Procurou na palavra e perguntou aos livros
pediu à música pediu ao vento
mas nada achou mas nada ouviu.
Procurou no silêncio
e no silêncio viu a pedra branca.
Mas a pedra que fala não falava
e o silêncio era a única palavra.
(p.26)


Ao longo das outras 7 partes do livro, muita outra coisa acontece: o olhar que se demora na rua da cidade, na beleza do campo ou no vôo da gaivota, no desgosto de um falecimento ou de um extermínio cruel (o de Auschwitz), sem esquecer alguma evocação de amor antigo, ou memórias graves da História, antiga (Tróia) ou mais recente (a morte de Trotsky).Percebe-se que há neste poeta uma cultura literária, política, artística (Malevitch, com os seus quadrados) e religiosa até no que encerra de mais fundo: a meditação da noite do silêncio e dentro do silêncio uma Palavra, única, a do Poema.

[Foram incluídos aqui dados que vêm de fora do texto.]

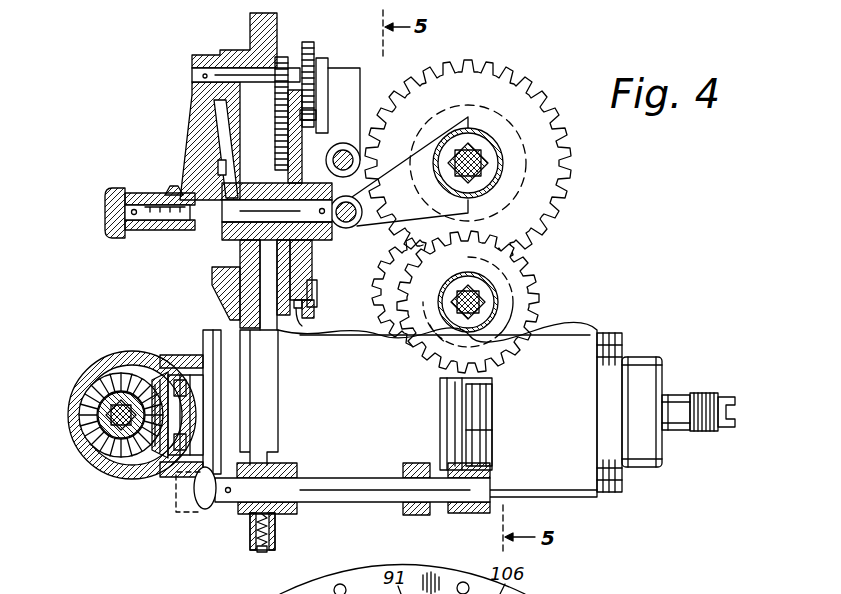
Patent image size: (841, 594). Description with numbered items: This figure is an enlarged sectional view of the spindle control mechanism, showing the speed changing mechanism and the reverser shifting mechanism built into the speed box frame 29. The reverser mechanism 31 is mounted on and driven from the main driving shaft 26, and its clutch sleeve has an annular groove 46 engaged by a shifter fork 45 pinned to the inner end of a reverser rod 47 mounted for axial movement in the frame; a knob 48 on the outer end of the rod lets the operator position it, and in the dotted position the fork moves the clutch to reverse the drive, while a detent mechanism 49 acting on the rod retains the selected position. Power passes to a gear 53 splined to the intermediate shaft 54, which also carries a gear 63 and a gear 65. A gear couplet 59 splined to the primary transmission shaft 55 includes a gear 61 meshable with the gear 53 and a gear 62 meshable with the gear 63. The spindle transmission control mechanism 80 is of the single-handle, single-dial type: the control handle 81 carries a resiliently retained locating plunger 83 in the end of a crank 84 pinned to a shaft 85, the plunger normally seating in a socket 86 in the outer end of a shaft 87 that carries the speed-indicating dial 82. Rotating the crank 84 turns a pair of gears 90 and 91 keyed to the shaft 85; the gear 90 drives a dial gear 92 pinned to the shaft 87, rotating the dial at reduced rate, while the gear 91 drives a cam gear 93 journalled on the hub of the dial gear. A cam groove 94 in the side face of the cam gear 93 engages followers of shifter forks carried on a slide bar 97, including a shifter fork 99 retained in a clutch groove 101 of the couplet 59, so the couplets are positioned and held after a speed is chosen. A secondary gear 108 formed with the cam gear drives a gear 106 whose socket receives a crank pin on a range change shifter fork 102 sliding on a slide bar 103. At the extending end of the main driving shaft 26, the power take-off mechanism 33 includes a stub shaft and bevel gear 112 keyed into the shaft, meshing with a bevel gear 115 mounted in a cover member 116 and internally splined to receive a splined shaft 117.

The main driving shaft 26 is at (678, 395).
The speed box frame 29 is at (247, 537).
The reverser mechanism 31 is at (434, 429).
The power take-off mechanism 33 is at (111, 418).
The shifter fork 45 is at (488, 432).
The annular groove 46 is at (488, 400).
The reverser rod 47 is at (342, 478).
The knob 48 is at (205, 509).
The detent mechanism 49 is at (279, 529).
The gear 53 is at (548, 256).
The intermediate shaft 54 is at (458, 333).
The primary transmission shaft 55 is at (470, 128).
The gear couplet 59 is at (573, 163).
The gear 61 is at (481, 163).
The gear 62 is at (520, 83).
The gear 63 is at (506, 341).
The gear 65 is at (548, 292).
The spindle transmission control mechanism 80 is at (186, 106).
The control handle 81 is at (106, 215).
The dial 82 is at (212, 287).
The locating plunger 83 is at (161, 190).
The crank 84 is at (192, 118).
The shaft 85 is at (192, 73).
The socket 86 is at (207, 228).
The shaft 87 is at (212, 258).
The gear 90 is at (286, 58).
The gear 91 is at (317, 44).
The dial gear 92 is at (285, 338).
The cam gear 93 is at (316, 313).
The cam groove 94 is at (317, 292).
The slide bar 97 is at (358, 200).
The shifter fork 99 is at (358, 223).
The clutch groove 101 is at (346, 80).
The range change shifter fork 102 is at (330, 100).
The slide bar 103 is at (345, 143).
The gear 106 is at (302, 115).
The secondary gear 108 is at (303, 323).
The stub shaft and bevel gear 112 is at (177, 356).
The bevel gear 115 is at (86, 434).
The cover member 116 is at (100, 356).
The splined shaft 117 is at (84, 414).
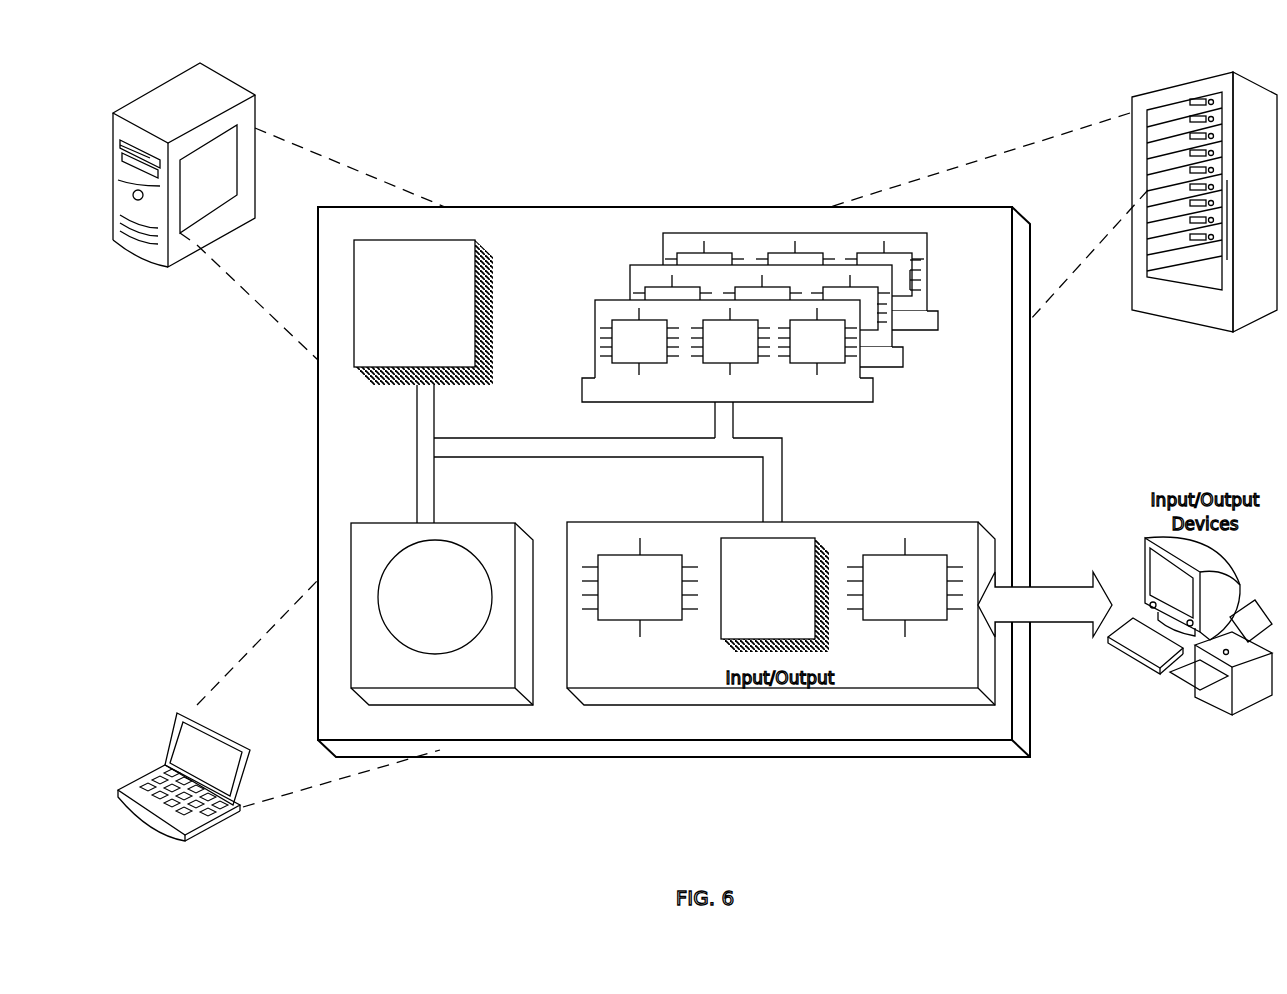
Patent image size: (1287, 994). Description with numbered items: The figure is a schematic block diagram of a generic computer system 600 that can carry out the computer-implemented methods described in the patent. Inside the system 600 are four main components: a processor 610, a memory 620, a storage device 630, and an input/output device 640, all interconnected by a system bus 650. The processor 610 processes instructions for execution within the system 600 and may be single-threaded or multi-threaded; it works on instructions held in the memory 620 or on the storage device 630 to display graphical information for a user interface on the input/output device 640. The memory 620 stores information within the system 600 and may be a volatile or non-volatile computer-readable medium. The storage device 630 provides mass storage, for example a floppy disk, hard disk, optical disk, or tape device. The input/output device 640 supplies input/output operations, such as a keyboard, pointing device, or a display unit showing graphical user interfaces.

The computer system 600 is at (498, 88).
The processor 610 is at (480, 245).
The memory 620 is at (936, 370).
The storage device 630 is at (402, 522).
The input/output device 640 is at (1145, 547).
The system bus 650 is at (597, 458).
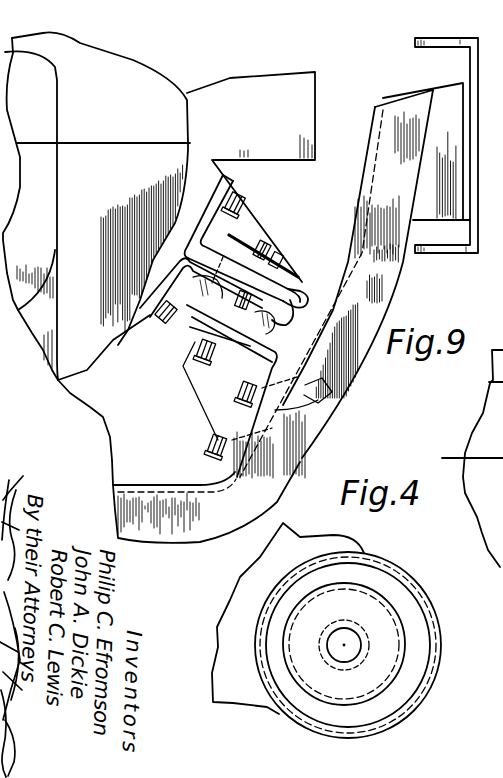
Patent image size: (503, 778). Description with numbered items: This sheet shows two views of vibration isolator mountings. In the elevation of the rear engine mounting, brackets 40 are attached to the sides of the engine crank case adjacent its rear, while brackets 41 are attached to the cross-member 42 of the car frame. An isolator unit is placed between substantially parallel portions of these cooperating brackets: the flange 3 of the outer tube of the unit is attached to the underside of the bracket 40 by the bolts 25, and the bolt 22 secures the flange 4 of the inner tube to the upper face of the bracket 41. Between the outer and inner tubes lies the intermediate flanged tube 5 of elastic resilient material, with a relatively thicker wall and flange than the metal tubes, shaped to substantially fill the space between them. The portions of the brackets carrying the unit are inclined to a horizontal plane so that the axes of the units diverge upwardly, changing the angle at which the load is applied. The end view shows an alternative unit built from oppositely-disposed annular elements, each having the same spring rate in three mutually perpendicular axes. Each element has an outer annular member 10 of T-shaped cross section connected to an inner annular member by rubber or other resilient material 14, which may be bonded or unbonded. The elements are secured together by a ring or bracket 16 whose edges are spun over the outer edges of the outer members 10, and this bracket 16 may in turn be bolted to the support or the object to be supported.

In FIG. 9, the bracket 40 is at (250, 224).
In FIG. 9, the bolt 22 is at (263, 253).
In FIG. 9, the flange 3 is at (277, 313).
In FIG. 9, the flange 4 is at (258, 335).
In FIG. 9, the bolts 25 is at (238, 300).
In FIG. 9, the intermediate flanged tube 5 is at (197, 356).
In FIG. 9, the cross-member 42 is at (328, 397).
In FIG. 9, the bracket 41 is at (320, 425).
In FIG. 4, the resilient material 14 is at (373, 582).
In FIG. 4, the ring or bracket 16 is at (288, 618).
In FIG. 4, the outer annular member 10 is at (356, 652).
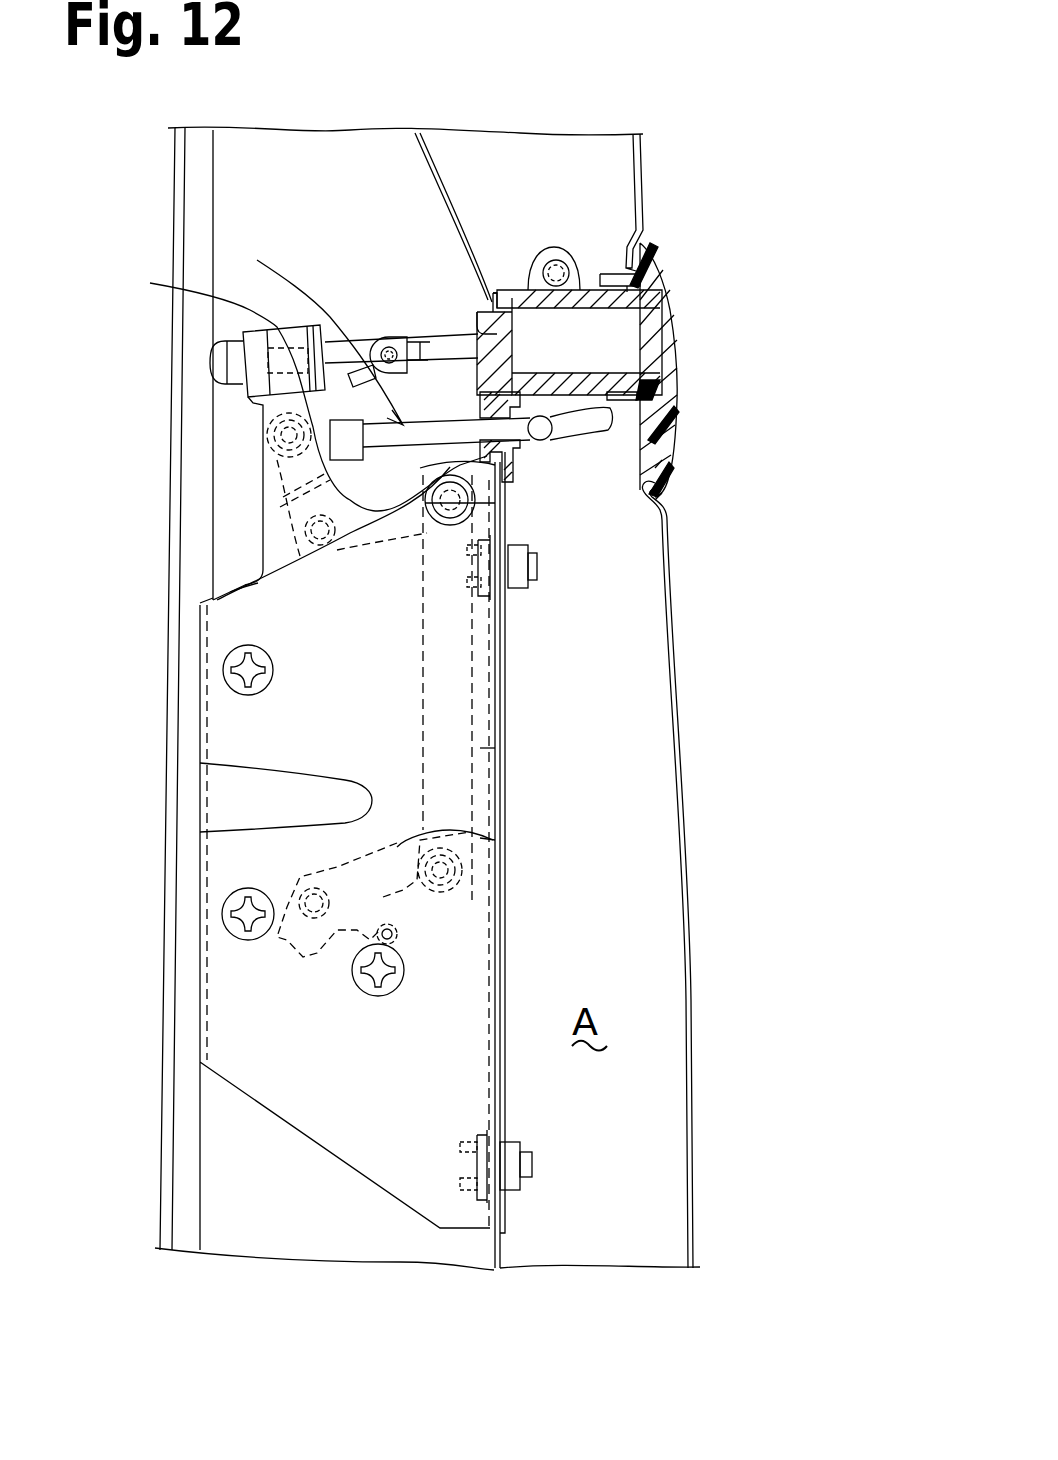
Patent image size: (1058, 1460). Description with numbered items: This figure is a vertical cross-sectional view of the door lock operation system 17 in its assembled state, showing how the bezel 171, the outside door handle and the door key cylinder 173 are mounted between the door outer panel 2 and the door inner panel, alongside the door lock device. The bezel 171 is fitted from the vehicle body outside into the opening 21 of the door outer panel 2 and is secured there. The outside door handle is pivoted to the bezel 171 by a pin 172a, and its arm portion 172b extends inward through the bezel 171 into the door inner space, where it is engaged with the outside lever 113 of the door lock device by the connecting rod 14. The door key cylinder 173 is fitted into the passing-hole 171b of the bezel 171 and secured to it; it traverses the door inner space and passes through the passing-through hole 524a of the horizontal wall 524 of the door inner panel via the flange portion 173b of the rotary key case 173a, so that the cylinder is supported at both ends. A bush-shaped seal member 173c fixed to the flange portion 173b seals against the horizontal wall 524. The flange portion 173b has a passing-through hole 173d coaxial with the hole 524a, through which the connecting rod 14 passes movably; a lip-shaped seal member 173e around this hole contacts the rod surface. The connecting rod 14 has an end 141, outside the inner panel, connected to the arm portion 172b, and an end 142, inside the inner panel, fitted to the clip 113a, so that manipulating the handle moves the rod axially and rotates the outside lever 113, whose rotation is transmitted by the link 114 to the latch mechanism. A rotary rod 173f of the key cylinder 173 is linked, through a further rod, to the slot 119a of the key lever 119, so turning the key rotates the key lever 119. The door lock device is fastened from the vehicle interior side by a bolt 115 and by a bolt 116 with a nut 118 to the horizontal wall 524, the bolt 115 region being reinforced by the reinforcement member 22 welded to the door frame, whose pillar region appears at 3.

The door outer panel 2 is at (692, 780).
The door frame rail 3 is at (164, 864).
The connecting rod 14 is at (257, 260).
The door lock operation system 17 is at (688, 283).
The opening 21 is at (582, 428).
The reinforcement member 22 is at (505, 822).
The outside lever 113 is at (330, 508).
The clip 113a is at (263, 405).
The link 114 is at (480, 748).
The bolt 115 is at (480, 838).
The bolt 116 is at (540, 568).
The nut 118 is at (522, 583).
The key lever 119 is at (243, 332).
The slot 119a is at (172, 294).
The end 141 is at (677, 410).
The end 142 is at (285, 438).
The bezel 171 is at (668, 431).
The passing-hole 171b is at (641, 298).
The pin 172a is at (565, 263).
The arm portion 172b is at (668, 462).
The door key cylinder 173 is at (678, 343).
The rotary key case 173a is at (511, 292).
The flange portion 173b is at (258, 583).
The seal member 173c is at (476, 293).
The passing-through hole 173d is at (600, 360).
The seal member 173e is at (523, 447).
The rotary rod 173f is at (417, 343).
The horizontal wall 524 is at (500, 920).
The passing-through hole 524a is at (410, 140).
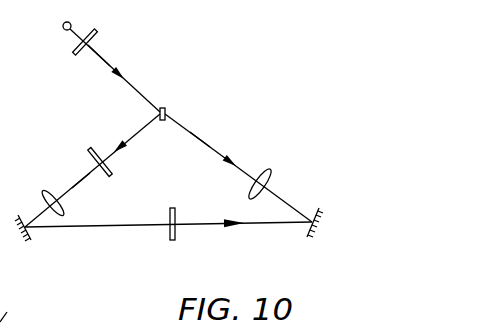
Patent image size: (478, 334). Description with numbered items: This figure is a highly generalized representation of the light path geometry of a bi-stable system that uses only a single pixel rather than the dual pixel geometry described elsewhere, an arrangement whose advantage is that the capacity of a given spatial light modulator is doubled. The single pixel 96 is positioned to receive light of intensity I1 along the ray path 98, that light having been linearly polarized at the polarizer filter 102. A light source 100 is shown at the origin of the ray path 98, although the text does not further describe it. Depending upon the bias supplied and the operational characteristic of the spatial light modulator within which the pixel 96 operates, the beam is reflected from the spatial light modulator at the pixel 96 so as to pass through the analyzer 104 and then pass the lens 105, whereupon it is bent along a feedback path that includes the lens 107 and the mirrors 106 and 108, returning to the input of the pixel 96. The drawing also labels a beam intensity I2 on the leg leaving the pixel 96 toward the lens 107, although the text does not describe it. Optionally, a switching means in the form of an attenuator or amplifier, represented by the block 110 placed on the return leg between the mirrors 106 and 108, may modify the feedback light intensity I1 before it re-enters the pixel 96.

The pixel 96 is at (164, 104).
The ray path 98 is at (97, 52).
The light source 100 is at (62, 26).
The polarizer filter 102 is at (80, 45).
The analyzer 104 is at (88, 152).
The lens 105 is at (64, 203).
The mirror 106 is at (30, 237).
The lens 107 is at (270, 172).
The mirror 108 is at (316, 226).
The block 110 is at (175, 239).
The light intensity I1 is at (77, 182).
The second beam path I2 is at (195, 131).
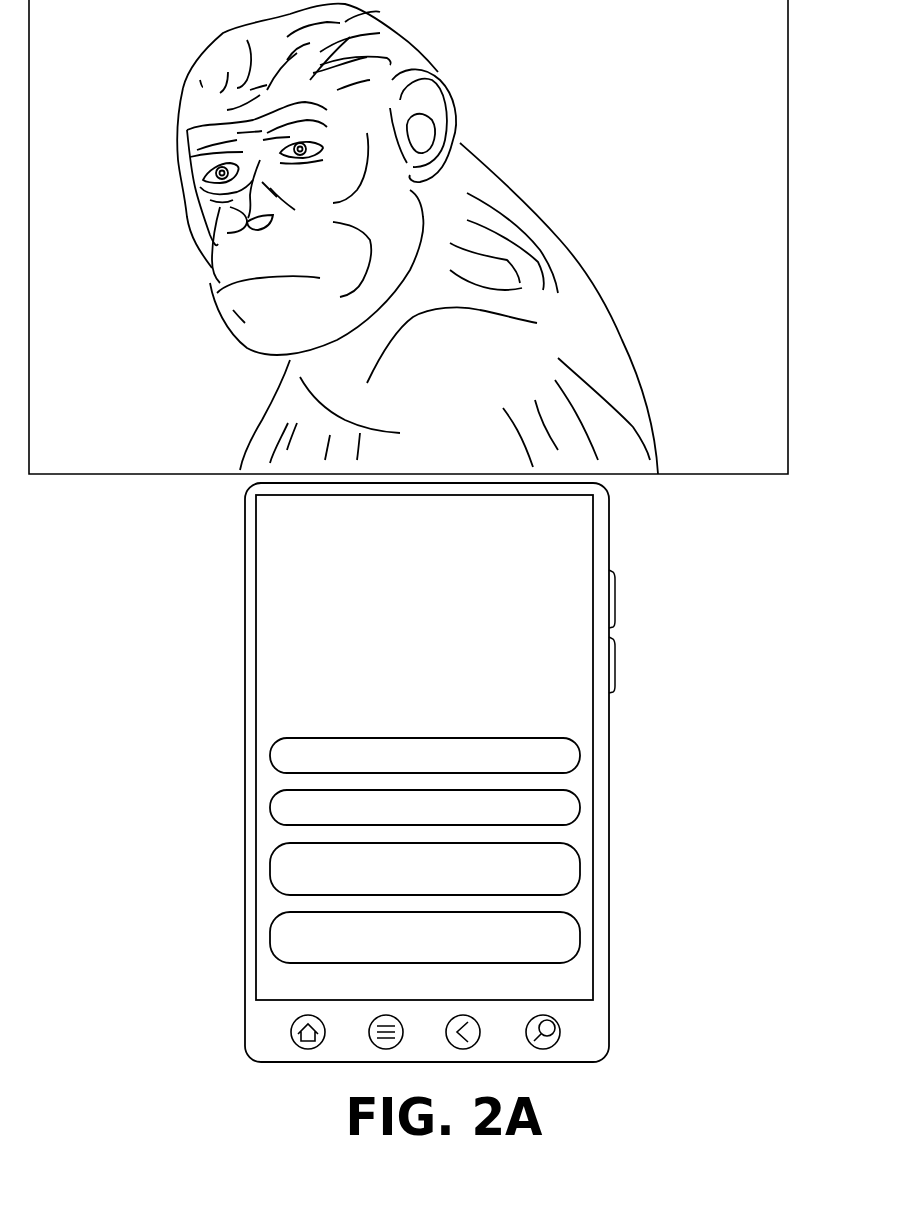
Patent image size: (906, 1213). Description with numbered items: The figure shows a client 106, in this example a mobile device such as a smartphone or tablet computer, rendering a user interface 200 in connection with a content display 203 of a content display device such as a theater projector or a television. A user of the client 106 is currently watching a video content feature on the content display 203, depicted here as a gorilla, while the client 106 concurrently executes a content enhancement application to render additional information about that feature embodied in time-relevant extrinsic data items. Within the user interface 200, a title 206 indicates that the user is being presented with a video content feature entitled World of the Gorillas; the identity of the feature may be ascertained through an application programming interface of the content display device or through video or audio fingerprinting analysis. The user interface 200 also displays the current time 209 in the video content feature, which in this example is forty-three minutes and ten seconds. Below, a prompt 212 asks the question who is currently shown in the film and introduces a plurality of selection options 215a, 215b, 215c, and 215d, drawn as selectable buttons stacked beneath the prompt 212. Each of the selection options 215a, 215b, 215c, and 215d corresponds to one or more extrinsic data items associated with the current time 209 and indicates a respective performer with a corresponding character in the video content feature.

The client 106 is at (272, 1048).
The user interface 200 is at (563, 533).
The content display 203 is at (167, 410).
The title 206 is at (275, 564).
The current time 209 is at (316, 616).
The prompt 212 is at (273, 687).
The selection option 215a is at (288, 755).
The selection option 215b is at (288, 807).
The selection option 215c is at (288, 877).
The selection option 215d is at (288, 945).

Não é por acaso que se escolhe como epígrafe um dizer de San Juan de la Cruz: “ aunque es de noche”….(p.41).
Não se estranhe pois que eu escolha, de SETE, o poema Sombra e Forma (p.84):
O poema há-de emergir da sombra
florir no zero e no silêncio
o poema que está dentro
da forma por nascer
o poema que já é
antes de ser.

Retomo aqui a reflexão sobre a Imagem/Representação, tal como nos pode surgir a partir do Quadrado Negro; o negro, bem sabiam os alquimistas, absorve e afunda; mas dele emerge o branco (da Pedra, ou do Poema) que liberta e explode.